Baby Lip-Readers Center of Attention in FAU Study

New findings suggest earlier way to detect autism

Declan Nambu is 8 months old. He is learning to talk by listening and looking at his mother.

“Around 6 months of age, when babies begin to babble and begin to produce their first human speech sounds, they begin to shift their attention to the mouth of their social partners. So when someone is speaking to them they begin to look at their mouth,” Florida Atlantic University professor David Lewkowicz said.

At FAU’s Baby Lab, researchers studied more than 200 infants for about two and a half years.

Infants ranging in ages from 4 to 12 months were shown videos of women talking while their focal points were recorded with an eye-tracking device. The findings were just released in the Proceedings of the National Academy of Sciences.

Four-month-olds focus primarily on the eyes when someone is talking, but that changes.

“As babies are learning how to speak they become lip-readers, they begin to lip-read, and once they master the basic sounds of their own speech, of their own language, they no longer have to look there,” Lewkowicz explained.

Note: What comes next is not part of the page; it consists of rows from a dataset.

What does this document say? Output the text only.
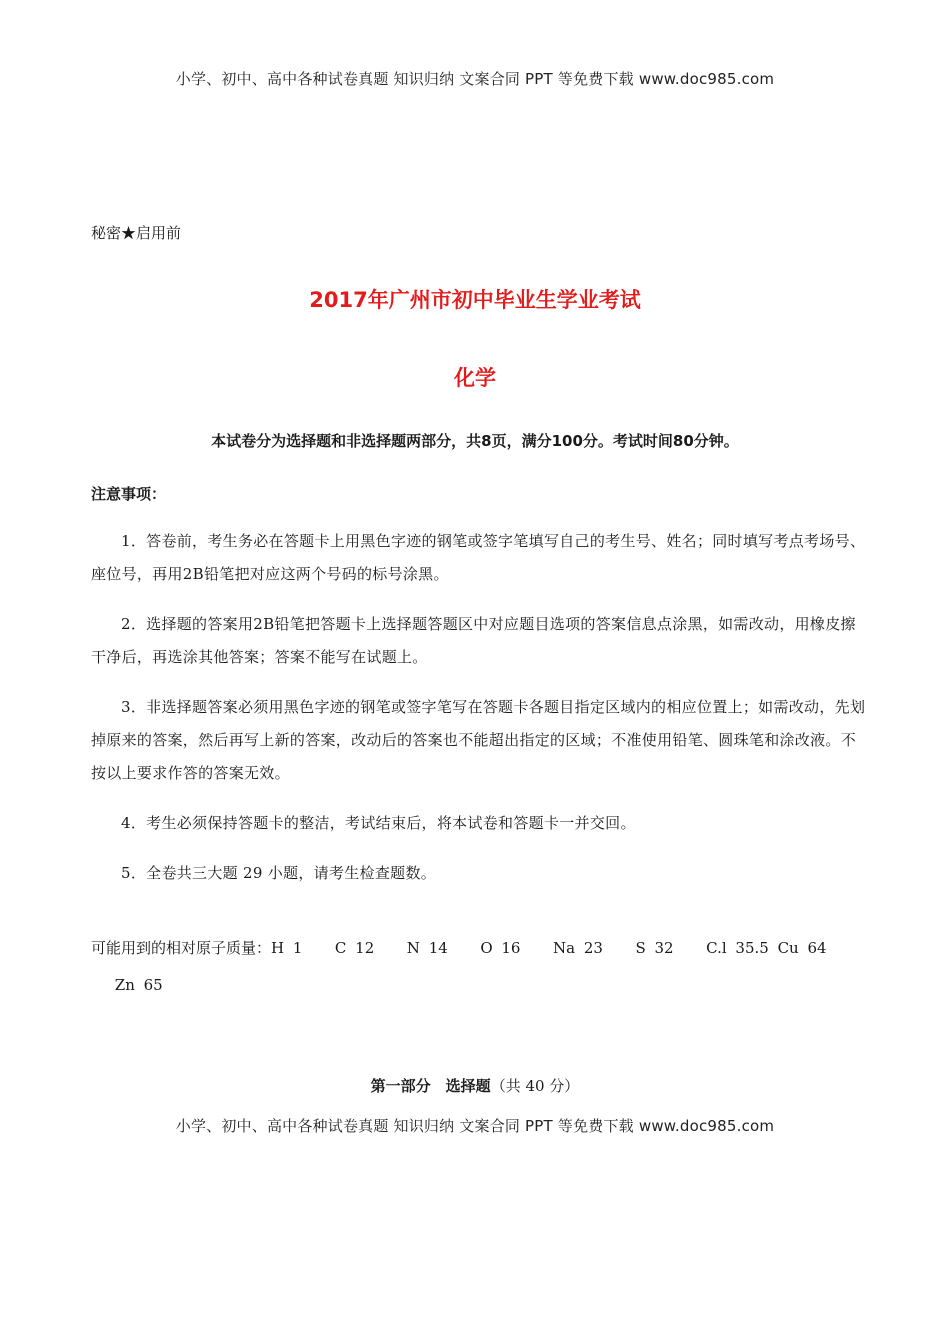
小学、初中、高中各种试卷真题 知识归纳 文案合同 PPT 等免费下载 www.doc985.com
秘密★启用前
2017年广州市初中毕业生学业考试
化学
本试卷分为选择题和非选择题两部分，共8页，满分100分。考试时间80分钟。
注意事项：

1．答卷前，考生务必在答题卡上用黑色字迹的钢笔或签字笔填写自己的考生号、姓名；同时填写考点考场号、座位号，再用2B铅笔把对应这两个号码的标号涂黑。

2．选择题的答案用2B铅笔把答题卡上选择题答题区中对应题目选项的答案信息点涂黑，如需改动，用橡皮擦干净后，再选涂其他答案；答案不能写在试题上。

3．非选择题答案必须用黑色字迹的钢笔或签字笔写在答题卡各题目指定区域内的相应位置上；如需改动，先划掉原来的答案，然后再写上新的答案，改动后的答案也不能超出指定的区域；不准使用铅笔、圆珠笔和涂改液。不按以上要求作答的答案无效。

4．考生必须保持答题卡的整洁，考试结束后，将本试卷和答题卡一并交回。

5．全卷共三大题 29 小题，请考生检查题数。

可能用到的相对原子质量：H 1 　 C 12 　 N 14 　 O 16 　 Na 23 　 S 32 　 C.l 35.5 Cu 64 　 Zn 65
第一部分　选择题（共 40 分）
小学、初中、高中各种试卷真题 知识归纳 文案合同 PPT 等免费下载 www.doc985.com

Nambu is still in the lip-reading stage. The new research indicates he will return to focusing on eyes when he turns a year old. Lewkowicz says findings suggest if that shift does not happen by 14 months, “that could be a sign of impending difficulties, developmental difficulties, one of them being autism.”

Autistic children have been found to focus their attention on the mouth of the talker at age two. The new findings which show that the shift to the eyes happens around age one means there is a possible way to detect autism and begin interventions earlier.